Ninguém vai fazer “flâneur” na Rio Branco, acrescenta Christina. “Não há um lugar para tomar um chope sentado e ficar como um bom ‘flâneur’ olhando a beleza de Juiz de Fora.” Ainda nos anos 1970, os jovens perambulavam pela Rio Branco durante a madrugada sem qualquer perigo ou problema. “Os jovens voltavam de madrugada a pé de festas com a maior tranquilidade, seguros. Quem faz isso hoje? A cidade vai tomando uma agressividade em que se torna apenas um lugar de passagem.” Nos últimos anos, a Rio Branco perdeu ambiências e espaços de sociabilidade, como o Bar Redentor, ali, na esquina com a Rua Espírito Santo, onde funciona uma operadora de saúde. O botequim foi fechado em maio de 1987, já que o prédio que o abrigava seria demolido. “Já nos 1980 havia o sentimento de perda de lugares emblemáticos de encontro.”

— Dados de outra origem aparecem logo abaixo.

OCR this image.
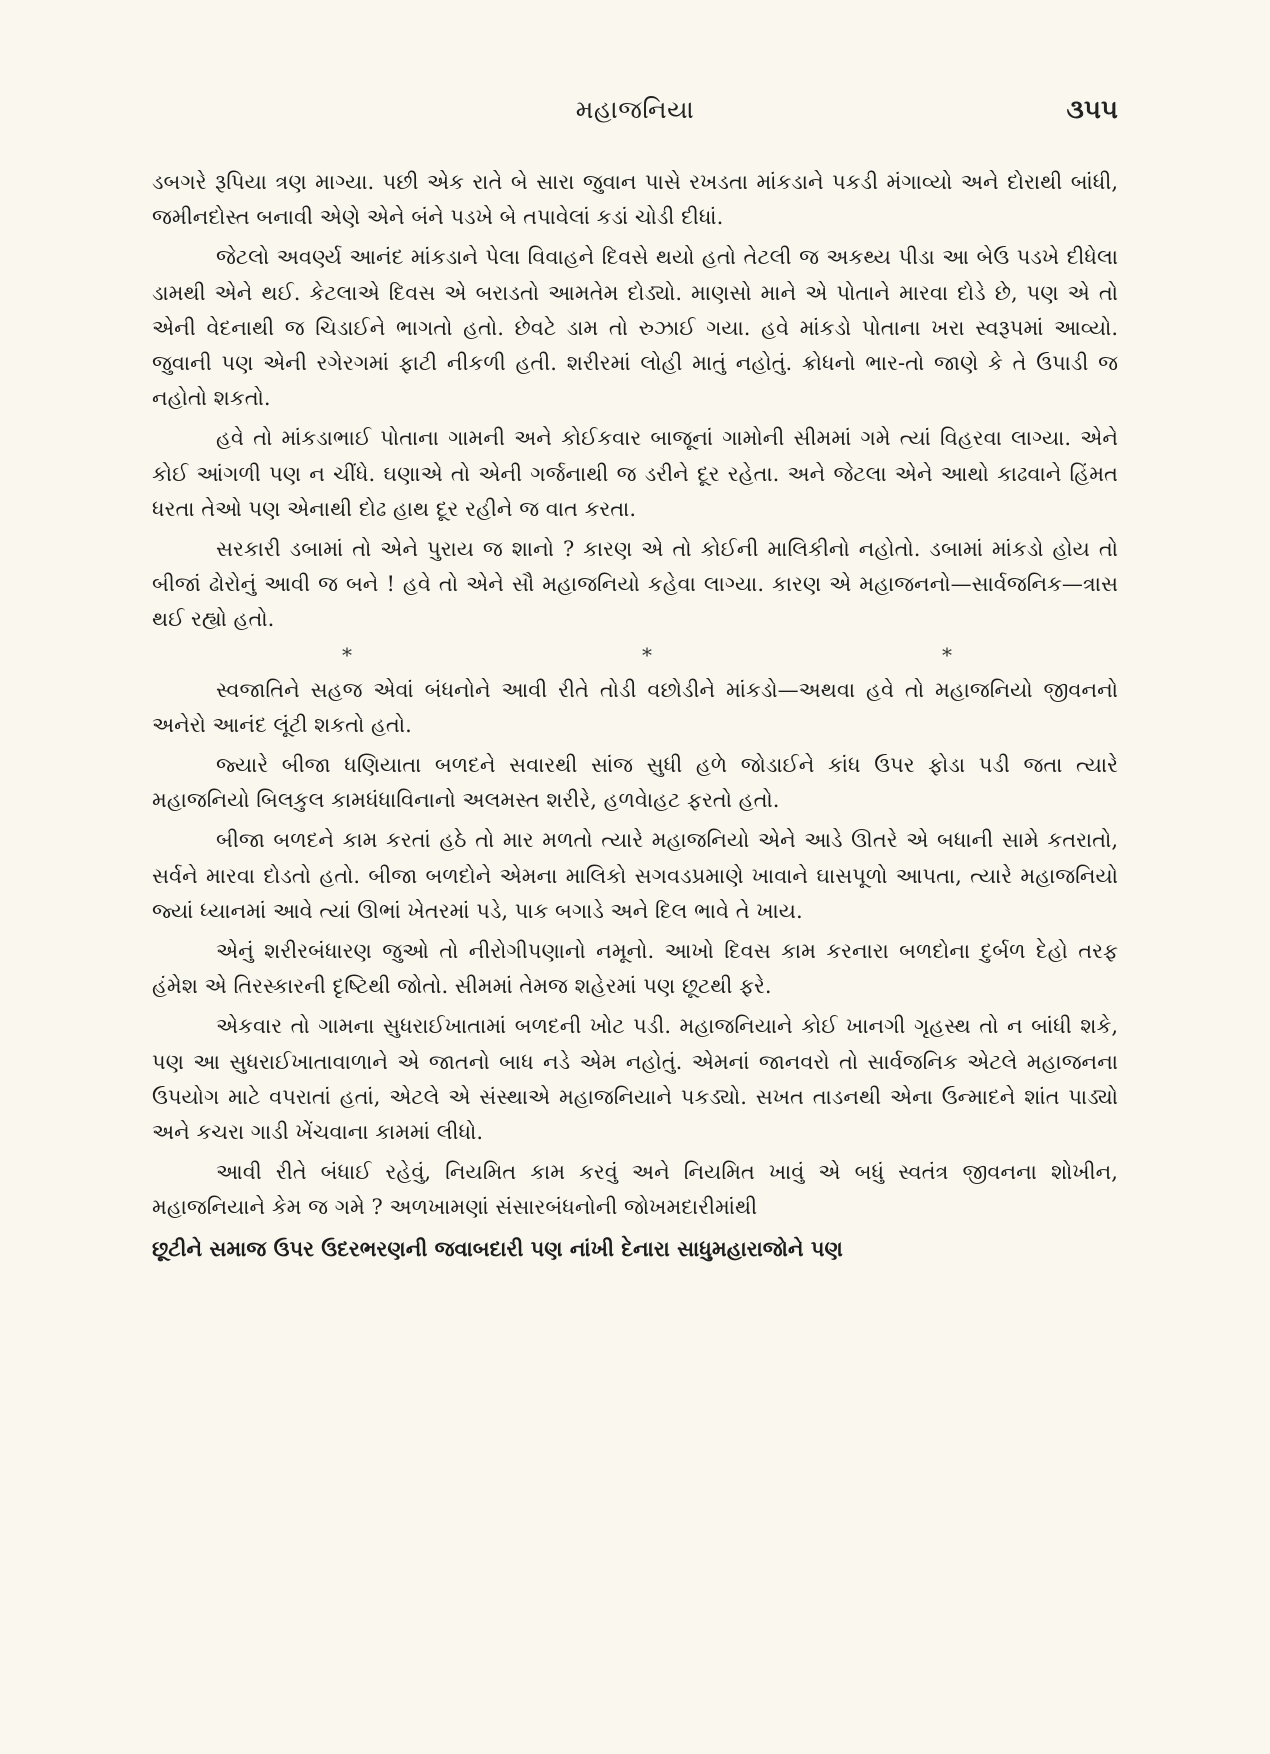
મહાજનિયા	૩૫૫

ડબગરે રૂપિયા ત્રણ માગ્યા. પછી એક રાતે બે સારા જુવાન પાસે રખડતા માંકડાને પકડી મંગાવ્યો અને દોરાથી બાંધી, જમીનદોસ્ત બનાવી એણે એને બંને પડખે બે તપાવેલાં કડાં ચોડી દીધાં.

જેટલો અવર્ણ્ય આનંદ માંકડાને પેલા વિવાહને દિવસે થયો હતો તેટલી જ અકથ્ય પીડા આ બેઉ પડખે દીધેલા ડામથી એને થઈ. કેટલાએ દિવસ એ બરાડતો આમતેમ દોડ્યો. માણસો માને એ પોતાને મારવા દોડે છે, પણ એ તો એની વેદનાથી જ ચિડાઈને ભાગતો હતો. છેવટે ડામ તો રુઝાઈ ગયા. હવે માંકડો પોતાના ખરા સ્વરૂપમાં આવ્યો. જુવાની પણ એની રગેરગમાં ફાટી નીકળી હતી. શરીરમાં લોહી માતું નહોતું. ક્રોધનો ભાર-તો જાણે કે તે ઉપાડી જ નહોતો શકતો.

હવે તો માંકડાભાઈ પોતાના ગામની અને કોઈકવાર બાજૂનાં ગામોની સીમમાં ગમે ત્યાં વિહરવા લાગ્યા. એને કોઈ આંગળી પણ ન ચીંધે. ઘણાએ તો એની ગર્જનાથી જ ડરીને દૂર રહેતા. અને જેટલા એને આથો કાઢવાને હિંમત ધરતા તેઓ પણ એનાથી દોઢ હાથ દૂર રહીને જ વાત કરતા.

સરકારી ડબામાં તો એને પુરાય જ શાનો ? કારણ એ તો કોઈની માલિકીનો નહોતો. ડબામાં માંકડો હોય તો બીજાં ઢોરોનું આવી જ બને ! હવે તો એને સૌ મહાજનિયો કહેવા લાગ્યા. કારણ એ મહાજનનો—સાર્વજનિક—ત્રાસ થઈ રહ્યો હતો.

*	*	*

સ્વજાતિને સહજ એવાં બંધનોને આવી રીતે તોડી વછોડીને માંકડો—અથવા હવે તો મહાજનિયો જીવનનો અનેરો આનંદ લૂંટી શકતો હતો.

જ્યારે બીજા ધણિયાતા બળદને સવારથી સાંજ સુધી હળે જોડાઈને કાંધ ઉપર ફોડા પડી જતા ત્યારે મહાજનિયો બિલકુલ કામધંધાવિનાનો અલમસ્ત શરીરે, હળવેાહટ ફરતો હતો.

બીજા બળદને કામ કરતાં હઠે તો માર મળતો ત્યારે મહાજનિયો એને આડે ઊતરે એ બધાની સામે કતરાતો, સર્વને મારવા દોડતો હતો. બીજા બળદોને એમના માલિકો સગવડપ્રમાણે ખાવાને ઘાસપૂળો આપતા, ત્યારે મહાજનિયો જ્યાં ધ્યાનમાં આવે ત્યાં ઊભાં ખેતરમાં પડે, પાક બગાડે અને દિલ ભાવે તે ખાય.

એનું શરીરબંધારણ જુઓ તો નીરોગીપણાનો નમૂનો. આખો દિવસ કામ કરનારા બળદોના દુર્બળ દેહો તરફ હંમેશ એ તિરસ્કારની દૃષ્ટિથી જોતો. સીમમાં તેમજ શહેરમાં પણ છૂટથી ફરે.

એકવાર તો ગામના સુધરાઈખાતામાં બળદની ખોટ પડી. મહાજનિયાને કોઈ ખાનગી ગૃહસ્થ તો ન બાંધી શકે, પણ આ સુધરાઈખાતાવાળાને એ જાતનો બાધ નડે એમ નહોતું. એમનાં જાનવરો તો સાર્વજનિક એટલે મહાજનના ઉપયોગ માટે વપરાતાં હતાં, એટલે એ સંસ્થાએ મહાજનિયાને પકડ્યો. સખત તાડનથી એના ઉન્માદને શાંત પાડ્યો અને કચરા ગાડી ખેંચવાના કામમાં લીધો.

આવી રીતે બંધાઈ રહેવું, નિયમિત કામ કરવું અને નિયમિત ખાવું એ બધું સ્વતંત્ર જીવનના શોખીન, મહાજનિયાને કેમ જ ગમે ? અળખામણાં સંસારબંધનોની જોખમદારીમાંથી

છૂટીને સમાજ ઉપર ઉદરભરણની જવાબદારી પણ નાંખી દેનારા સાધુમહારાજોને પણ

Conforme Christina, a partir dos anos 1980 a especulação imobiliária acentuou um processo de verticalização da Avenida Rio Branco, que lhe transformou “em uma avenida extremamente desumana”. “A arquitetura está a serviço das pessoas para promover o diálogo e o encontro. E não vejo isso na Rio Branco.” A via é “aborrecida”, completa o professor do Departamento de História da UFJF Marcos Olender. A verticalização do centro urbano, sobretudo a partir da década de 1970 diante da flexibilização da legislação municipal, levou alguns imóveis com valores arquitetônico e histórico notáveis às margens da Rio Branco ao chão, como o antigo Colégio Stella Matutina e sua capela, o Palácio do Bispo e a casa na esquina com a Rua Rei Alberto – esta, um estacionamento hoje.

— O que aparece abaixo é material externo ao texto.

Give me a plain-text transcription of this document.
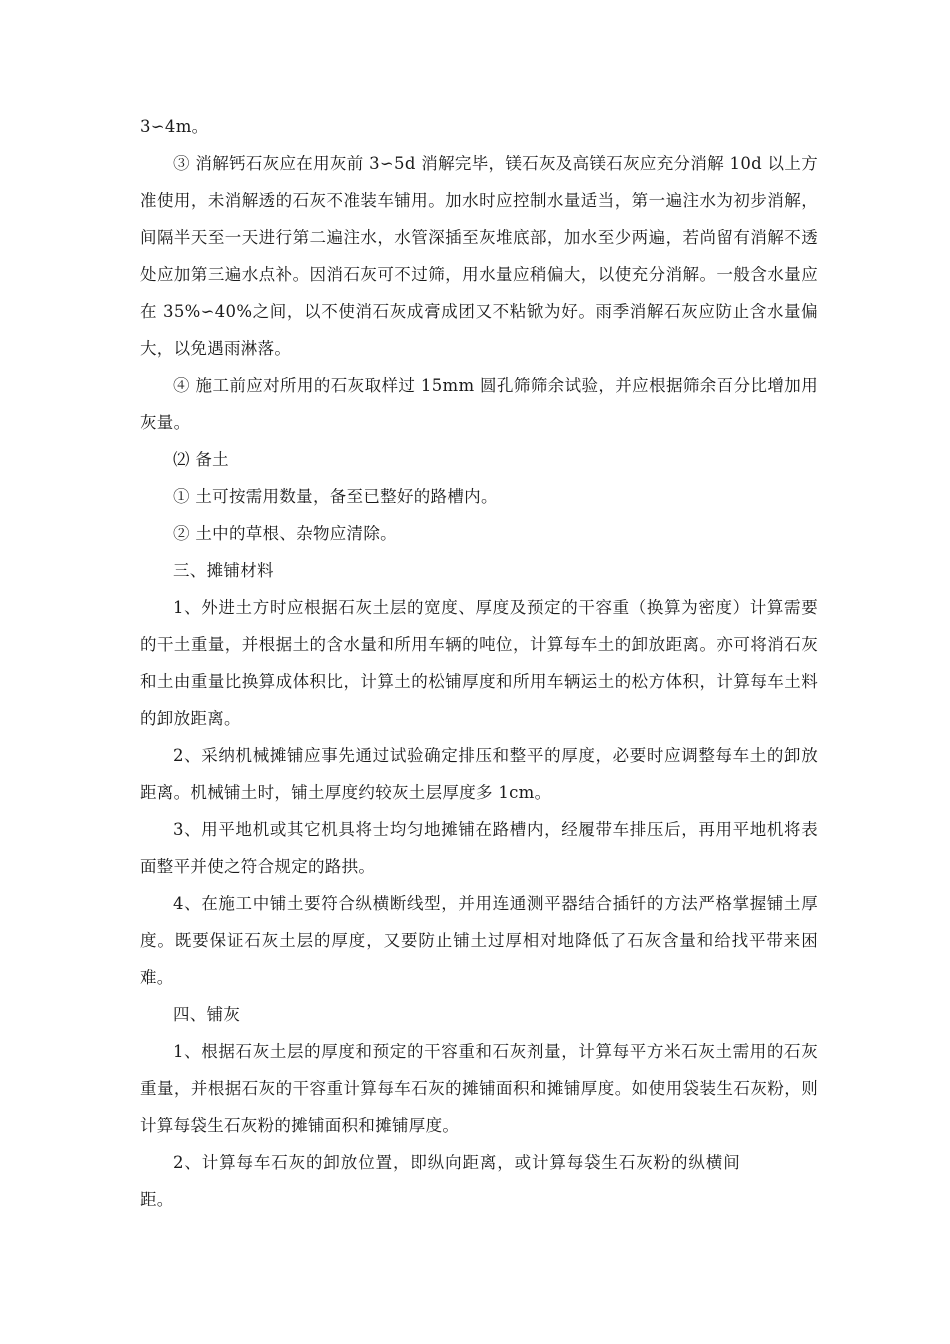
3∽4m。

③ 消解钙石灰应在用灰前 3∽5d 消解完毕，镁石灰及高镁石灰应充分消解 10d 以上方准使用，未消解透的石灰不准装车铺用。加水时应控制水量适当，第一遍注水为初步消解，间隔半天至一天进行第二遍注水，水管深插至灰堆底部，加水至少两遍，若尚留有消解不透处应加第三遍水点补。因消石灰可不过筛，用水量应稍偏大，以使充分消解。一般含水量应在 35%∽40%之间，以不使消石灰成膏成团又不粘锨为好。雨季消解石灰应防止含水量偏大，以免遇雨淋落。

④ 施工前应对所用的石灰取样过 15mm 圆孔筛筛余试验，并应根据筛余百分比增加用灰量。

⑵ 备土

① 土可按需用数量，备至已整好的路槽内。

② 土中的草根、杂物应清除。

三、摊铺材料

1、外进土方时应根据石灰土层的宽度、厚度及预定的干容重（换算为密度）计算需要的干土重量，并根据土的含水量和所用车辆的吨位，计算每车土的卸放距离。亦可将消石灰和土由重量比换算成体积比，计算土的松铺厚度和所用车辆运土的松方体积，计算每车土料的卸放距离。

2、采纳机械摊铺应事先通过试验确定排压和整平的厚度，必要时应调整每车土的卸放距离。机械铺土时，铺土厚度约较灰土层厚度多 1cm。

3、用平地机或其它机具将士均匀地摊铺在路槽内，经履带车排压后，再用平地机将表面整平并使之符合规定的路拱。

4、在施工中铺土要符合纵横断线型，并用连通测平器结合插钎的方法严格掌握铺土厚度。既要保证石灰土层的厚度，又要防止铺土过厚相对地降低了石灰含量和给找平带来困难。

四、铺灰

1、根据石灰土层的厚度和预定的干容重和石灰剂量，计算每平方米石灰土需用的石灰重量，并根据石灰的干容重计算每车石灰的摊铺面积和摊铺厚度。如使用袋装生石灰粉，则计算每袋生石灰粉的摊铺面积和摊铺厚度。

2、计算每车石灰的卸放位置，即纵向距离，或计算每袋生石灰粉的纵横间距。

Estacionamentos, que, inclusive, constituem uma fase de transição do processo de verticalização, explica Olender. “Muitas vezes há a demolição da antiga edificação, que passa pelo estágio de estacionamento para retorno rápido de investimento, e, posteriormente, vira uma grande edificação.” Até o trecho entre a Itamar Franco e Bom Pastor se verticalizou nos últimos anos, afirma o professor. “Era uma área que não era tão verticalizada. Havia vários sobrados e casarões, mas que foram se perdendo, demolidos. O resultado é a perda de qualidade de vida.” O filósofo alemão Walter Benjamin, lembra Olender, dizia que a cidade não se contempla, apenas se usa. “A contemplação se dá quando algo nos surpreende. Isso não acontece na Rio Branco. Pelo menos, não no trecho central, entre a Andradas e a Itamar Franco.”